Four concepts have been developed for the West Haven Boardwalk Resilience and Eco-Restoration Project, the West Haven Shoreline Restoration Committee announced.
The public is invited to give feedback on the different alternatives via the project website at https://storymaps.arcgis.com/stories/806ffac8f509415a8278595435707de4. The deadline is Jan. 14.
Since July, the committee has been collaborating with SLR International Corp. and the West Haven community to restore a 1.5-acre area of public shoreline adjacent to Old Grove Park, with the goal of becoming a model for coastal ecosystem exploration with an educational component.
To identify opportunities and constraints associated with potential improvements, SLR has prepared four conceptual alternatives depicting nature-based coastal solutions and potential amenity space improvements. The concepts include key ideas that help define how the space can be used and what visitors will see and learn when immersed in the space.
“Ongoing community involvement is a vital component of this project,” said committee co-leads Marilyn Wilkes, the vice president of the Land Trust of West Haven, and Mark E. Paine, Jr., the director of the city Department of Parks and Recreation. “These four concepts were developed with the data we collected from the on-site community engagement event and online survey.”

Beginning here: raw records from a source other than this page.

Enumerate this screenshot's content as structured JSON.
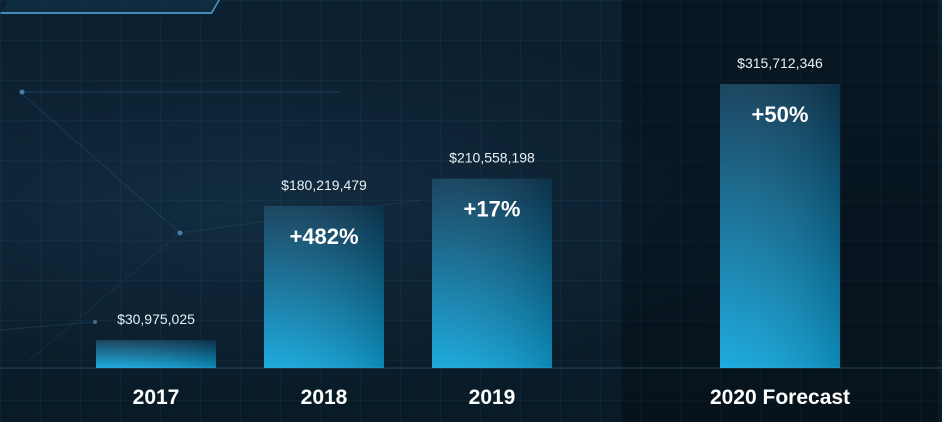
{
  "colors": {
    "bar_top": "#0e3a57",
    "bar_bottom": "#0fa6dc",
    "background": "#0a1d2b"
  },
  "chart_data": {
    "type": "bar",
    "title": "",
    "xlabel": "",
    "ylabel": "",
    "categories": [
      "2017",
      "2018",
      "2019",
      "2020 Forecast"
    ],
    "values": [
      30975025,
      180219479,
      210558198,
      315712346
    ],
    "value_labels": [
      "$30,975,025",
      "$180,219,479",
      "$210,558,198",
      "$315,712,346"
    ],
    "growth_labels": [
      "",
      "+482%",
      "+17%",
      "+50%"
    ],
    "ylim": [
      0,
      350000000
    ],
    "grid": false
  }
}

“Now we are asking the public to weigh in on the four designs and let us know what elements within each concept they like or dislike,” Wilkes and Paine said. “The team will use that feedback to create the final plan.”
Once the data is analyzed from the concepts’ online survey, SLR will prepare a final Nature-Based Coastal Resilience Plan and then create a preliminary engineering plan to 30% design. The plan will show enough detail to identify temporary and permanent impacts and develop a preliminary engineer’s opinion of probable construction costs.
It will also indicate existing structures, topography, utilities, vegetation removals, and sediment and erosion controls.
The committee is expected to share the plan with the public by March.